Adding banking stocks to your portfolio looks like a profitable option at this time. This is because these are likely to benefit from the widening of the yield spread. We have narrowed our search to the following stocks based on a good Zacks Rank and other relevant metrics.
BayCom Corp. (BCML - Free Report) provides commercial banking products and services to businesses and individuals.
BayCom has a Zacks Rank #1 (Strong Buy). The company has expected earnings growth of 22% for the current year. The Zacks Consensus Estimate for the current year has improved by 1.1% over the last 60 days.

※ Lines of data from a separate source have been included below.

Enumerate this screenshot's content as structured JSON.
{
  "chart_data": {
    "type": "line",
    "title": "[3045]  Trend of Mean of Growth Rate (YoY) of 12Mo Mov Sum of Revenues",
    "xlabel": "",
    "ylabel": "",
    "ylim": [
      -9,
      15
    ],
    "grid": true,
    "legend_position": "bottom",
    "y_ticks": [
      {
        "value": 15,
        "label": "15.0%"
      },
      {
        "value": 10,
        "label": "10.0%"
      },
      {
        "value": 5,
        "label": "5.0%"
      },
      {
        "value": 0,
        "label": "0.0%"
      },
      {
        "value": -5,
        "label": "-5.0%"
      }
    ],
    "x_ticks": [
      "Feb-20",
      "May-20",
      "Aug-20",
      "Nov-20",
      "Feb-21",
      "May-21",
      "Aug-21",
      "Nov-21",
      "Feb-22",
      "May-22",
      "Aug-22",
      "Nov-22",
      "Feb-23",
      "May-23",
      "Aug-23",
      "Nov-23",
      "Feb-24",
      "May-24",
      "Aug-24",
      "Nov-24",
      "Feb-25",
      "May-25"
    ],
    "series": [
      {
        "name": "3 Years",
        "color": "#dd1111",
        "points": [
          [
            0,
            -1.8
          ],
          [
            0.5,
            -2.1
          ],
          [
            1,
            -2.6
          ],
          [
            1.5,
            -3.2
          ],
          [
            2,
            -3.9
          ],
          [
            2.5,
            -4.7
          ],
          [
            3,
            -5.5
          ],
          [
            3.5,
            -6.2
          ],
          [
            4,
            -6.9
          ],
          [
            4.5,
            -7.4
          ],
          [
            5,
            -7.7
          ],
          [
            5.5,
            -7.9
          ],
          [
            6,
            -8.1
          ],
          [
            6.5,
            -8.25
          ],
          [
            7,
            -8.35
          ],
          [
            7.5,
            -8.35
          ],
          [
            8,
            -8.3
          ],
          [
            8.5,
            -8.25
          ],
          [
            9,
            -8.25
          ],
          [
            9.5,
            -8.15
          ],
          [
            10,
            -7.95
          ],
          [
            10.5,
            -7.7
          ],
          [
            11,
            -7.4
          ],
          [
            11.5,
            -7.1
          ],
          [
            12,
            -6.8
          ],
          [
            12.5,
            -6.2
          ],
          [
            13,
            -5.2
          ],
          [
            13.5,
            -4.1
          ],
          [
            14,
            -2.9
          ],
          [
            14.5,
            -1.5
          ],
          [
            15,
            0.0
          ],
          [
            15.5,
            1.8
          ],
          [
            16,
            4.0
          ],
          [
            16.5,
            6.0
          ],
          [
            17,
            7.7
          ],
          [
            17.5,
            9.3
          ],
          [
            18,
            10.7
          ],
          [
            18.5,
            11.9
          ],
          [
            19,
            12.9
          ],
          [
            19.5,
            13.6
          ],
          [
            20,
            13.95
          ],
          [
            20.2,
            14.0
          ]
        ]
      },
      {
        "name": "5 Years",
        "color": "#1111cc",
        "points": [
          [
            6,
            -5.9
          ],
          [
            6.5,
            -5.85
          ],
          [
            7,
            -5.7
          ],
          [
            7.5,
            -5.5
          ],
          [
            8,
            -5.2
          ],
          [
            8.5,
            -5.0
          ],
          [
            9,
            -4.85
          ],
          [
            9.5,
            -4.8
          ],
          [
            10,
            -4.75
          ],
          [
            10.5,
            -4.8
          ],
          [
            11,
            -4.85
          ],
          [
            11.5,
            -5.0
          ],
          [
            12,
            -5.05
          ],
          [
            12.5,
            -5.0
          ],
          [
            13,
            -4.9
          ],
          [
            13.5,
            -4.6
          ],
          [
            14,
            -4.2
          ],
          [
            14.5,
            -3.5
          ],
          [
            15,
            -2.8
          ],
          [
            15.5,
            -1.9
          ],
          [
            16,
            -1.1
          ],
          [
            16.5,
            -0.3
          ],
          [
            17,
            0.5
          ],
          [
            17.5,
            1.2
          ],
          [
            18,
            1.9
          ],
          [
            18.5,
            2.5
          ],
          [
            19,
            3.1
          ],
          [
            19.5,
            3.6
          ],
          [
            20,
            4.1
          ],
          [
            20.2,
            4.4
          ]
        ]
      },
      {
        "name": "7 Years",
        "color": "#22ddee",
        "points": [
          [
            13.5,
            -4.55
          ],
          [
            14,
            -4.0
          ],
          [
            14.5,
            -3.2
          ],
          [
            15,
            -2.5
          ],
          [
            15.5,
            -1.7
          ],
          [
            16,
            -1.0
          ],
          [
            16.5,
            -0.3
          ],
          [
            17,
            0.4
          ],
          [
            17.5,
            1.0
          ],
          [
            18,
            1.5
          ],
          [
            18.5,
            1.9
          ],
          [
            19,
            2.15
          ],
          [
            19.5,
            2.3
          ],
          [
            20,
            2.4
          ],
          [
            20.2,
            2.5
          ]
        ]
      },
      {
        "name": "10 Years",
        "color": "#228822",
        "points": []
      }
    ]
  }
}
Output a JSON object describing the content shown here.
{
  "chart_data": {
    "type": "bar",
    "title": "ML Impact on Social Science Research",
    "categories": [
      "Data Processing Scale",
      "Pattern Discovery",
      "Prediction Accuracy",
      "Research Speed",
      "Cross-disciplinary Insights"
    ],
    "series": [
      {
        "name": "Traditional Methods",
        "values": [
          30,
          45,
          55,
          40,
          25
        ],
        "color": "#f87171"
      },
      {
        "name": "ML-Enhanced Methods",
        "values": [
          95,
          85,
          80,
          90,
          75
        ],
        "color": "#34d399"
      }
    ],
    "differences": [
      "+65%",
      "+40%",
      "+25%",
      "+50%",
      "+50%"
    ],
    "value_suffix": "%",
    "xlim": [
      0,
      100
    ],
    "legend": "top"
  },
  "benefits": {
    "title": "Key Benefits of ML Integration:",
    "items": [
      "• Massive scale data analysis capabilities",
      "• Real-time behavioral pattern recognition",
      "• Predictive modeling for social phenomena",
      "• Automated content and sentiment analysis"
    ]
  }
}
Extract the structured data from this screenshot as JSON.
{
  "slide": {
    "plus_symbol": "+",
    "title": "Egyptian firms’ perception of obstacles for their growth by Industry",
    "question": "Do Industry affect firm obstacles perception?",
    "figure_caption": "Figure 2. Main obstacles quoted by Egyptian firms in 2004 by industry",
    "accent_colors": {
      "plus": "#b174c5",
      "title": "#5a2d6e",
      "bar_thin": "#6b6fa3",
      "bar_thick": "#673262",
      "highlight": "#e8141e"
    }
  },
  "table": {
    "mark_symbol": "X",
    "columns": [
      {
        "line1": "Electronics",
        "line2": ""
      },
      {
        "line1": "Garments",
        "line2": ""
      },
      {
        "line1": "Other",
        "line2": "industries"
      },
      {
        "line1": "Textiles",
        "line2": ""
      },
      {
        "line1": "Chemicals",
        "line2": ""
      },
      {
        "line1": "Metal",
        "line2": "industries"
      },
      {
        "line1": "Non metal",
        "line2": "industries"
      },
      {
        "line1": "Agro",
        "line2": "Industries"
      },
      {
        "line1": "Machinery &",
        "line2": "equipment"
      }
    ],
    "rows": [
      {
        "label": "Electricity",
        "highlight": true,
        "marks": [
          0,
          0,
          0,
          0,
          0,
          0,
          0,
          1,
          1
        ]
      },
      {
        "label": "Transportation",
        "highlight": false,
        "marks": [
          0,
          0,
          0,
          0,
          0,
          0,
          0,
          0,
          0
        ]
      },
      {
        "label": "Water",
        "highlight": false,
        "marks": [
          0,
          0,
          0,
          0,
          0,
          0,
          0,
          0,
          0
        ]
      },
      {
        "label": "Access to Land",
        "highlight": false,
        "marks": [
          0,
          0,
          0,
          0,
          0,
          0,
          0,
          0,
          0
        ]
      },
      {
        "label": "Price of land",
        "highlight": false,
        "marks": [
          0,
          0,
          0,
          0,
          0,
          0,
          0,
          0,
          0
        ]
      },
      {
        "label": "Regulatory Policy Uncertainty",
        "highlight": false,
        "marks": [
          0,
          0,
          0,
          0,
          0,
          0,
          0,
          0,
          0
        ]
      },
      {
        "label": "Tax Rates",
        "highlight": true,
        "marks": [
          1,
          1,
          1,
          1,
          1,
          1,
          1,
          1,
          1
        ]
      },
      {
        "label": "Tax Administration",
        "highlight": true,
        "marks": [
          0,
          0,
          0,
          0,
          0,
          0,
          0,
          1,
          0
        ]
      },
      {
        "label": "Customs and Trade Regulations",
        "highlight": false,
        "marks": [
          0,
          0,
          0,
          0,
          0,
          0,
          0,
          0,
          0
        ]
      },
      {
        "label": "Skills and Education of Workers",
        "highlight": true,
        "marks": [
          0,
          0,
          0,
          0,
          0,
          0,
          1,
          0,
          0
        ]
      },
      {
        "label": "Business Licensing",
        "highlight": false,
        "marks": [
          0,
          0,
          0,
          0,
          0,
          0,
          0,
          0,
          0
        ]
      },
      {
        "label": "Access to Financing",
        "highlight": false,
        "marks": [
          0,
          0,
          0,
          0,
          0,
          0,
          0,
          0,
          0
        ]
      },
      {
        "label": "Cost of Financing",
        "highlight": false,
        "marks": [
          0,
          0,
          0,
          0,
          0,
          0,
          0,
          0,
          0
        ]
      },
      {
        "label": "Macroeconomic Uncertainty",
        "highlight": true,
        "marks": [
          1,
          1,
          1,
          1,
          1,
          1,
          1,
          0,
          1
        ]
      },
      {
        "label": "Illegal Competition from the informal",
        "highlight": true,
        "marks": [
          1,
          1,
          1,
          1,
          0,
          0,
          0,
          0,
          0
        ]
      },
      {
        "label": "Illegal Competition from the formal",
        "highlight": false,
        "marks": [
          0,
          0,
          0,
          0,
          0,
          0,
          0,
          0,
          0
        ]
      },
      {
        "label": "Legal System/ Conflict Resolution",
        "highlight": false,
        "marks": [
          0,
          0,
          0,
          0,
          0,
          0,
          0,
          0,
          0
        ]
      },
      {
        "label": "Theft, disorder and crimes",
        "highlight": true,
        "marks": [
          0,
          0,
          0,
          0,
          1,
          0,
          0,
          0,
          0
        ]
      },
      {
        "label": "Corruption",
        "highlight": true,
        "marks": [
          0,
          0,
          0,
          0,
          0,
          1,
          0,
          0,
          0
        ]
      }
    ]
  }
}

CBTX, Inc. (CBTX - Free Report) is the bank holding company for CommunityBank of Texas National Association, which offers commercial banking services to businesses and professionals.
CBTX’s expected earnings growth for the current year is 25.9%. The Zacks Consensus Estimate for the current year has improved by 8% over the last 60 days. The stock sports a Zacks Rank #1. You can see the complete list of today’s Zacks #1 Rank stocks here.
Banner Corporation (BANR - Free Report) is the bank holding company for Islanders Bank and Banner Bank, which provides banking products and services to businesses and individuals.
Banner has a Zacks Rank #2 (Buy). The company has expected earnings growth of 25.9% for the current year. The Zacks Consensus Estimate for the current year has improved by 0.2% over the last 30 days.
Cadence Bancorporation (CADE - Free Report) is the bank holding company for Cadence Bank, N.A which offers banking products and services to individuals and businesses.
Cadence has a Zacks Rank #2. The company has expected earnings growth of 36.1% for the current year. The Zacks Consensus Estimate for the current year has improved by 0.6% over the last 30 days.
First BanCorp. (FBP - Free Report) is the bank holding company for FirstBank Puerto Rico, which offers a range of banking products and services.
First BanCorp has a Zacks Rank #2. The company has expected earnings growth of 23% for the current year. The Zacks Consensus Estimate for the current year has improved by 4.2% over the last 30 days.